DE DO(LO)RES E ELEGÂNCIA

“Não me toquem nessa dor/ ela é tudo o que me sobra/ sofrer vai ser a minha última obra”. Os versos dos gigantes Itamar Assumpção e Paulo Leminski, sempre mestres, monstros de nossa música-poesia, bem poderiam ser de Dolores Duran, mulher que já carregava o sofrer no nome (artístico. O de batismo era Adiléia da Silva Rocha).

Dor e noite eram as personagens mais freqüentes na paisagem de sua obra (não a última: a única), de onde o produtor Thiago Marques Luiz (com direção musical de Ronaldo Rayol) pescou as 21 faixas do longo tributo Dolores – A Música de Dolores Duran [Lua Music, 2007], disco “dedicado à Marisa Gata Mansa (1933-2003), a grande intérprete de Dolores Duran”, esta, nascida em 1930 faleceu aos 29 anos.


[Capa. Reprodução]

Sobre a compositora, Roberto Nogueira, em A noite de Dolores, texto de apresentação do precioso resultado sonoro, escreve: “Os que conviveram com ela sabiam de sua alegria de viver, apesar do casamento fracassado, de não ter tido filhos, do coração frágil e da sua música que dilacerava até a alma”.

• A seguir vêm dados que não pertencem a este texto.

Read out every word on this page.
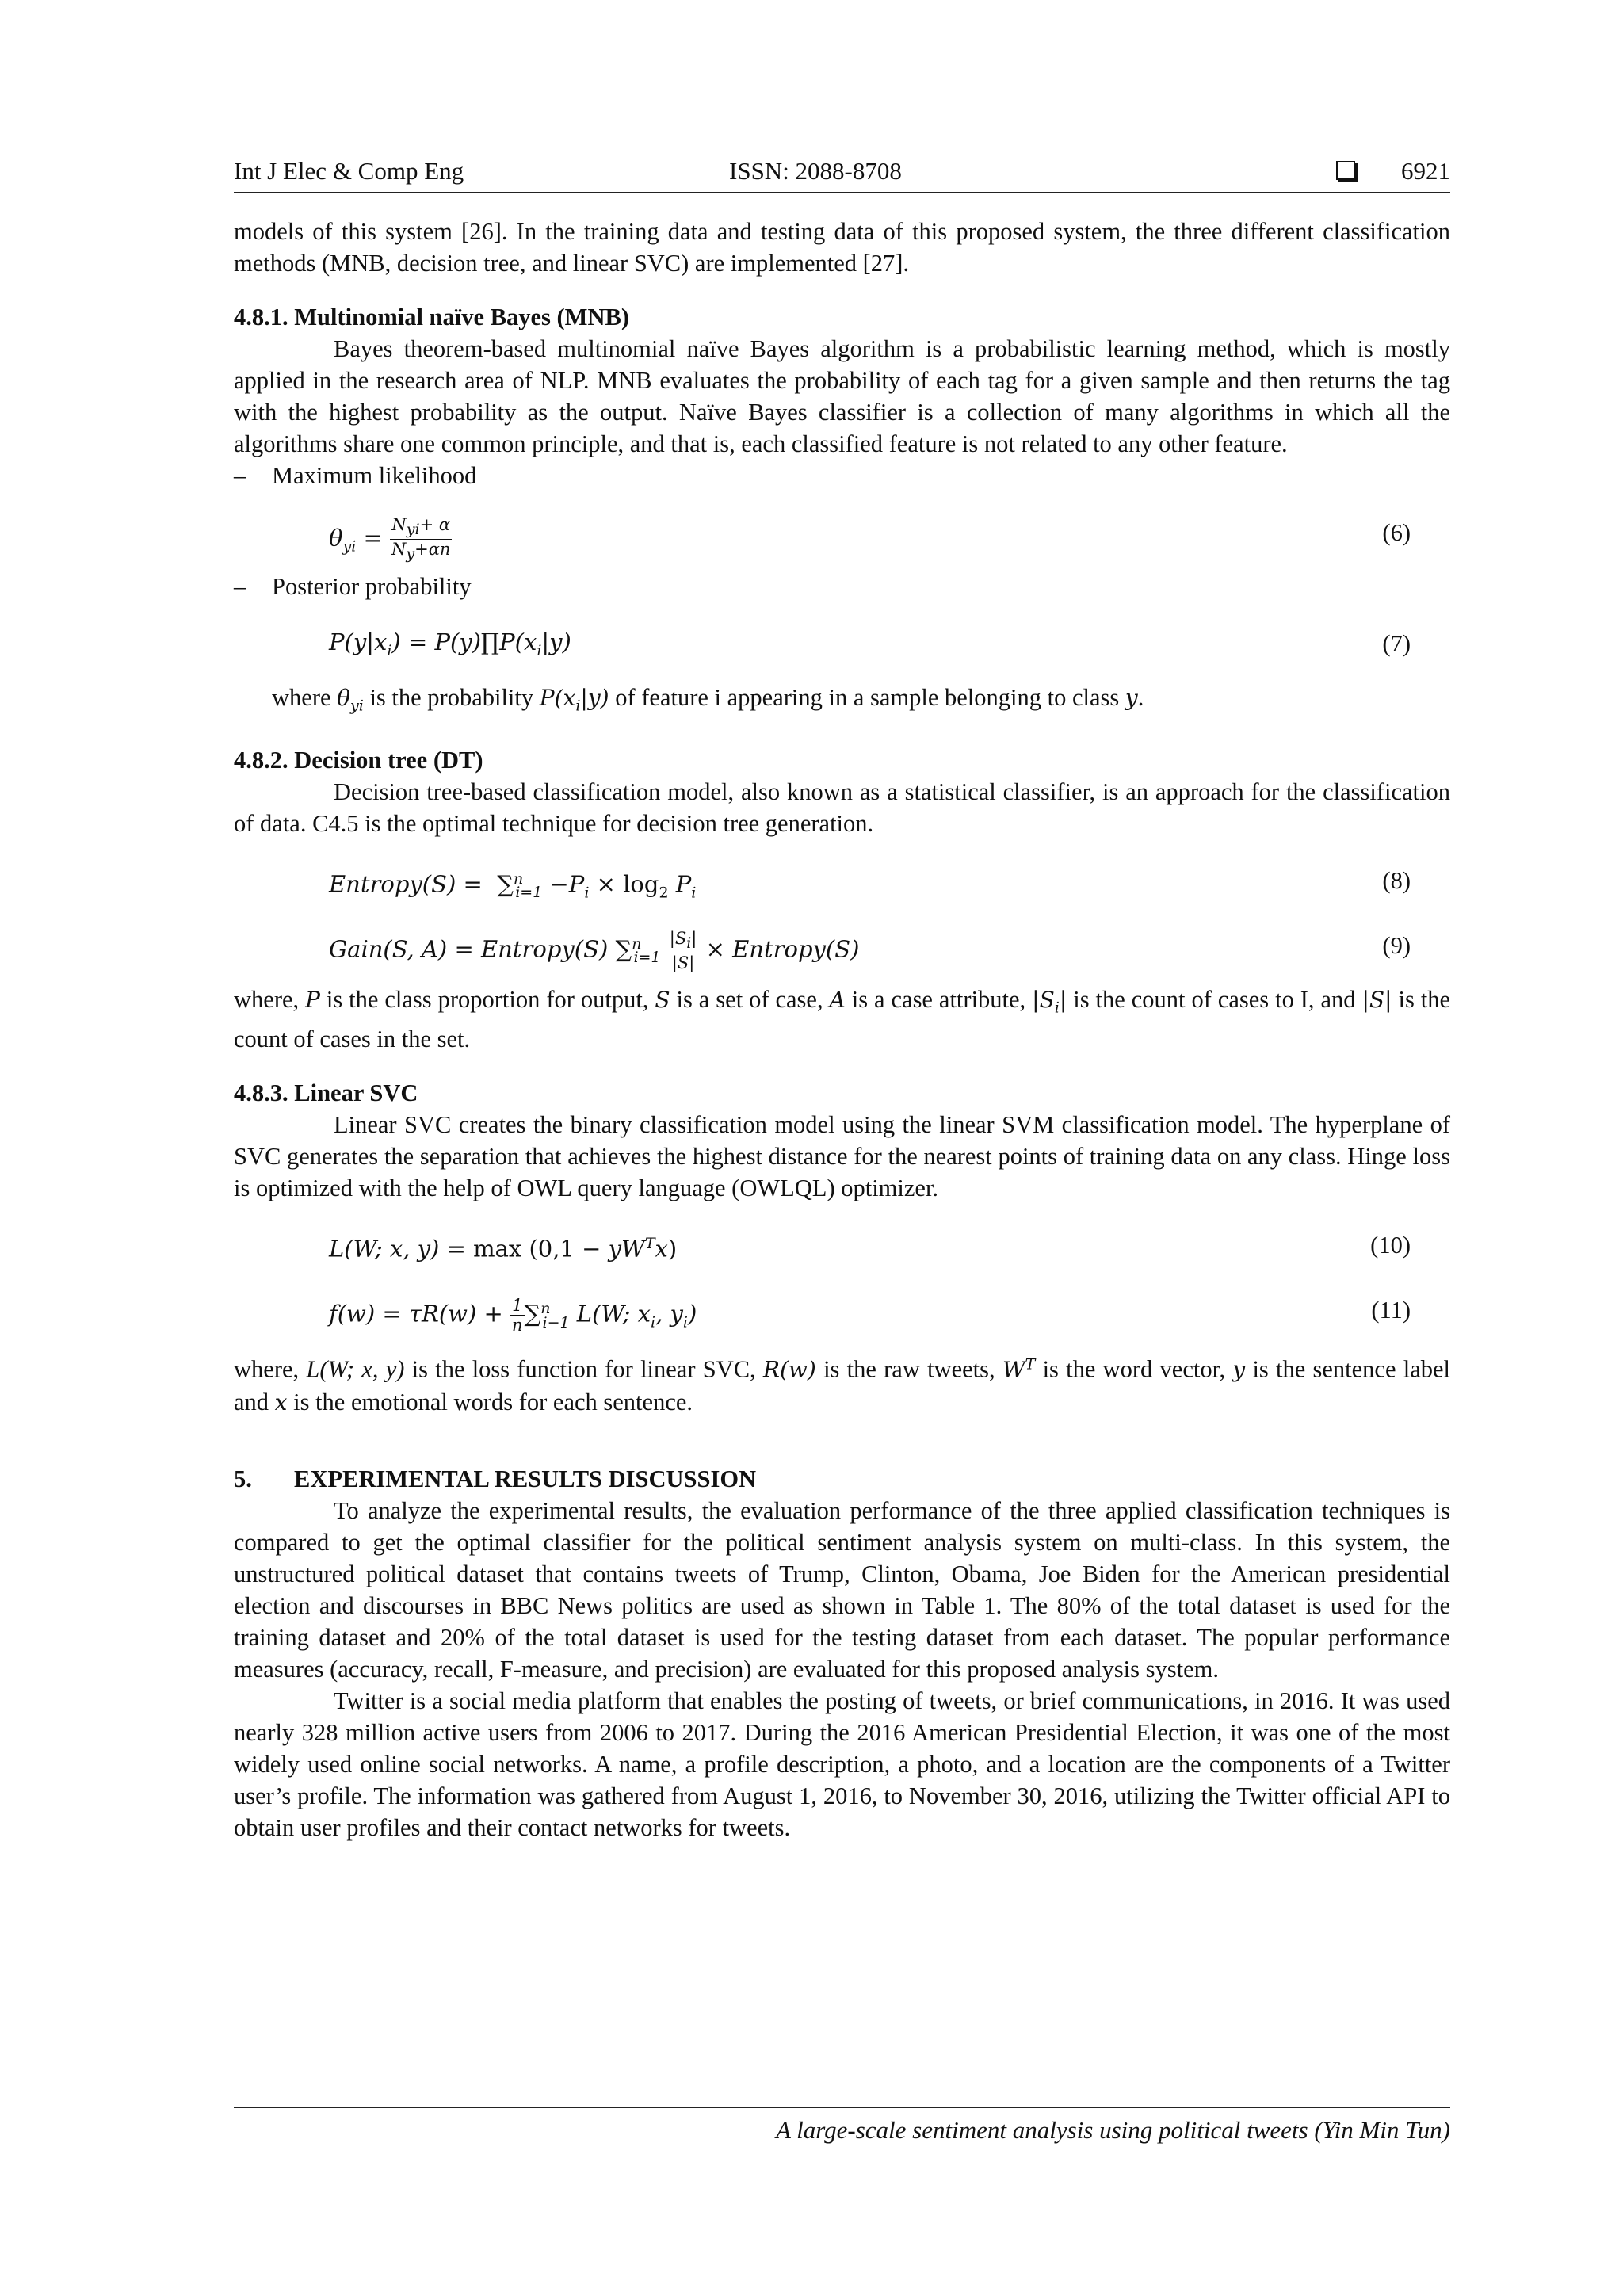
Int J Elec & Comp Eng	ISSN: 2088-8708	6921

models of this system [26]. In the training data and testing data of this proposed system, the three different classification methods (MNB, decision tree, and linear SVC) are implemented [27].

4.8.1. Multinomial naïve Bayes (MNB)

Bayes theorem-based multinomial naïve Bayes algorithm is a probabilistic learning method, which is mostly applied in the research area of NLP. MNB evaluates the probability of each tag for a given sample and then returns the tag with the highest probability as the output. Naïve Bayes classifier is a collection of many algorithms in which all the algorithms share one common principle, and that is, each classified feature is not related to any other feature.

– Maximum likelihood

$\theta_{yi} = \frac{N_{yi}+ \alpha}{N_y+\alpha n}$	(6)

– Posterior probability

$P(y|x_i)$ = $P(y)\prod P(x_i|y)$	(7)

where $\theta_{yi}$ is the probability $P(x_i|y)$ of feature i appearing in a sample belonging to class y.

4.8.2. Decision tree (DT)

Decision tree-based classification model, also known as a statistical classifier, is an approach for the classification of data. C4.5 is the optimal technique for decision tree generation.

Entropy(S) = $\sum^n_{i=1} -P_i \times \log_2 P_i$	(8)
Gain(S, A) = Entropy(S) $\sum^n_{i=1} \frac{|S_i|}{|S|}$ × Entropy(S)	(9)

where, P is the class proportion for output, S is a set of case, A is a case attribute, $|S_i|$ is the count of cases to I, and |S| is the count of cases in the set.

4.8.3. Linear SVC

Linear SVC creates the binary classification model using the linear SVM classification model. The hyperplane of SVC generates the separation that achieves the highest distance for the nearest points of training data on any class. Hinge loss is optimized with the help of OWL query language (OWLQL) optimizer.

L(W; x, $y) = \max (0,1 - yW^Tx)$	(10)
$f(w) = \tau R(w) + \frac{1}{n} \sum^n_{i-1}$ L(W; $x_i$, $y_i$)	(11)

where, L(W; x, y) is the loss function for linear SVC, R(w) is the raw tweets, $W^T$ is the word vector, y is the sentence label and x is the emotional words for each sentence.

5. EXPERIMENTAL RESULTS DISCUSSION

To analyze the experimental results, the evaluation performance of the three applied classification techniques is compared to get the optimal classifier for the political sentiment analysis system on multi-class. In this system, the unstructured political dataset that contains tweets of Trump, Clinton, Obama, Joe Biden for the American presidential election and discourses in BBC News politics are used as shown in Table 1. The 80% of the total dataset is used for the training dataset and 20% of the total dataset is used for the testing dataset from each dataset. The popular performance measures (accuracy, recall, F-measure, and precision) are evaluated for this proposed analysis system.

Twitter is a social media platform that enables the posting of tweets, or brief communications, in 2016. It was used nearly 328 million active users from 2006 to 2017. During the 2016 American Presidential Election, it was one of the most widely used online social networks. A name, a profile description, a photo, and a location are the components of a Twitter user’s profile. The information was gathered from August 1, 2016, to November 30, 2016, utilizing the Twitter official API to obtain user profiles and their contact networks for tweets.

A large-scale sentiment analysis using political tweets (Yin Min Tun)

Afastem navalhas e objetos cortantes: “Olha, você vai embora/ não me quer agora/ promete voltar/ hoje você faz pirraça/ e até acha graça se me vê chorar”. “Se eu soubesse/ naquele dia o que eu sei agora/ eu não seria este ser que chora/ eu não teria perdido você”. “Ai, a solidão vai acabar comigo/ ah, eu já nem sei o que faço, o que eu digo/ vivendo na esperança de encontrar/ um dia um amor sem sofrimento”. “Eu desconfio que o nosso caso está na hora de acabar/ há um adeus em cada gesto, em cada olhar/ mas nós não temos é coragem de falar”.

Acima, pequena amostra do universo das dores de Dolores. Trechos de Olha o tempo passando (parceria dela com Edson Borges), Castigo, Solidão e Fim de caso, pérolas belamente interpretadas por Célia, Fagner, Paulinho Moska e Wanderléa (completam a lista de intérpretes: Leila Pinheiro e João Carlos Assis Brasil, Fafá de Belém, Zezé Motta, Vânia Bastos, Alaíde Costa, Claudette Soares, Tetê Espíndola, Claudia Telles e Tito Madi, Pery Ribeiro, Cida Moreira, Leny Andrade, Fátima Guedes, Carlos Navas, Dóris Monteiro, Jane Duboc e Keco Brandão, Toni Platão e Denise Duran, irmã da homenageada).

Parceira de Tom Jobim (por exemplo em Estrada do sol, que ganhou tempero pop quando Zeca Baleiro usou-a como incidental de sua Telegrama), Dolores Duran é, injustamente, quase sempre reconhecida apenas por sua belíssima A noite do meu bem (já gravada por, entre muitos outros, Tom Zé), que abre o tributo na voz de Leila Pinheiro (acompanhada ao piano por João Carlos Assis Brasil).

O disco dói e, por alguns instantes, sofrer é bom. Transporto-me a uma paisagem elegante, noite num filme em preto e branco: bebo e choro num balcão de bar. Delicio-me com a elegância da obra (e a beleza das fotos do encarte, acrescente-se) que Dolores Duran construiu com seu sofrer. Não poderia ser menos que encantadora, pois, esta homenagem que lhe prestam.